La aldaba
Carlos Navarro Antolín
El desgarro de la muerte en el Parlamento de Andalucía
PASA LA VIDA
HA pasado una semana desde que tuvo lugar el desalojo de okupas en el Pumarejo. Mientras algunos pretenden acotar la realidad del barrio a la de este fenómeno para que no haya más opción que hablar de héroes o de villanos, el vecindario se da cuenta de que la verdadera lucha es la que afrontan los olvidados de siempre, durmiendo a la intemperie en las noches de diciembre, ignorados por las fuerzas policiales y por los anarquistas.

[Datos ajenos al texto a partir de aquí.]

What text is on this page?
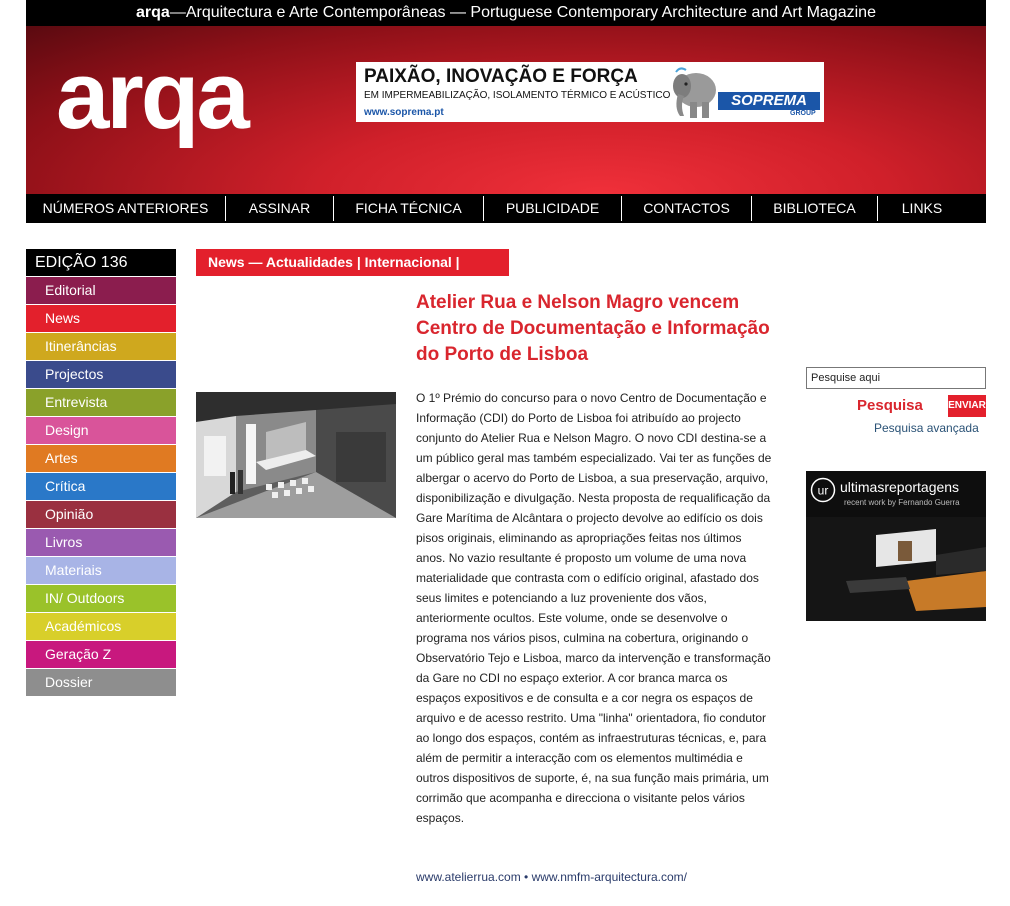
arqa—Arquitectura e Arte Contemporâneas — Portuguese Contemporary Architecture and Art Magazine
arqa	PAIXÃO, INOVAÇÃO E FORÇA
EM IMPERMEABILIZAÇÃO, ISOLAMENTO TÉRMICO E ACÚSTICO
www.soprema.pt
SOPREMA
GROUP
NÚMEROS ANTERIORES	ASSINAR	FICHA TÉCNICA	PUBLICIDADE	CONTACTOS	BIBLIOTECA	LINKS
EDIÇÃO 136
Editorial
News
Itinerâncias
Projectos
Entrevista
Design
Artes
Crítica
Opinião
Livros
Materiais
IN/ Outdoors
Académicos
Geração Z
Dossier
News — Actualidades | Internacional |
Atelier Rua e Nelson Magro vencem Centro de Documentação e Informação do Porto de Lisboa
O 1º Prémio do concurso para o novo Centro de Documentação e Informação (CDI) do Porto de Lisboa foi atribuído ao projecto conjunto do Atelier Rua e Nelson Magro. O novo CDI destina-se a um público geral mas também especializado. Vai ter as funções de albergar o acervo do Porto de Lisboa, a sua preservação, arquivo, disponibilização e divulgação. Nesta proposta de requalificação da Gare Marítima de Alcântara o projecto devolve ao edifício os dois pisos originais, eliminando as apropriações feitas nos últimos anos. No vazio resultante é proposto um volume de uma nova materialidade que contrasta com o edifício original, afastado dos seus limites e potenciando a luz proveniente dos vãos, anteriormente ocultos. Este volume, onde se desenvolve o programa nos vários pisos, culmina na cobertura, originando o Observatório Tejo e Lisboa, marco da intervenção e transformação da Gare no CDI no espaço exterior. A cor branca marca os espaços expositivos e de consulta e a cor negra os espaços de arquivo e de acesso restrito. Uma "linha" orientadora, fio condutor ao longo dos espaços, contém as infraestruturas técnicas, e, para além de permitir a interacção com os elementos multimédia e outros dispositivos de suporte, é, na sua função mais primária, um corrimão que acompanha e direcciona o visitante pelos vários espaços.
www.atelierrua.com • www.nmfm-arquitectura.com/
Pesquise aqui
Pesquisa	ENVIAR
Pesquisa avançada
ur ultimasreportagens
recent work by Fernando Guerra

Un anciano que porta una maleta roja, y que solía cobijarse en un almacén, volvió a vivir las noches sin techo desde que acaeció la intervención gubernativa. Pronto le secundaron otros desubicados, aferrados a sus escasas pertenencias para que no se las quiten. Todo ello sucedía mientras los okupas sí tenían derecho a pasar la noche en el centro vecinal, y mientras en la plaza permanecían las fuerzas de seguridad y los bomberos para el desenlace de la farsa del zulo. Todos ocupaban espacios de la plaza. Pero los indigentes y demás arrastrados por las esquinas de la vida no son al parecer un problema de urgente resolución, ni para los agentes del Estado ni para los que se autodefinen como los más alternativos al sistema. Ellos no reciben consignas, ni acusan ni son acusados. Sólo sobreviven como almas en pena.
Una semana después de salir el Pumarejo en los telediarios de toda España, una joven profesional que reside muy cerca y cuyo mundo laboral y empresarial está inmerso en la sostenibilidad, me decía ayer, apesadumbrada: "Me estoy convenciendo de que nunca podré dejar que mi hijo baje a jugar en la Plaza del Pumarejo, pero no me parece sano acostumbrarme a ver la más absoluta pobreza y pasar de largo, y a ver a los mismos cada día estar en el Pumarejo con la sombra de la muerte encima de sus cabezas".
Es el mínimo común denominador desde el que deben pactar las autoridades, los vecinos y cualquier tipo de colectivo social, sea cual sea su ideología.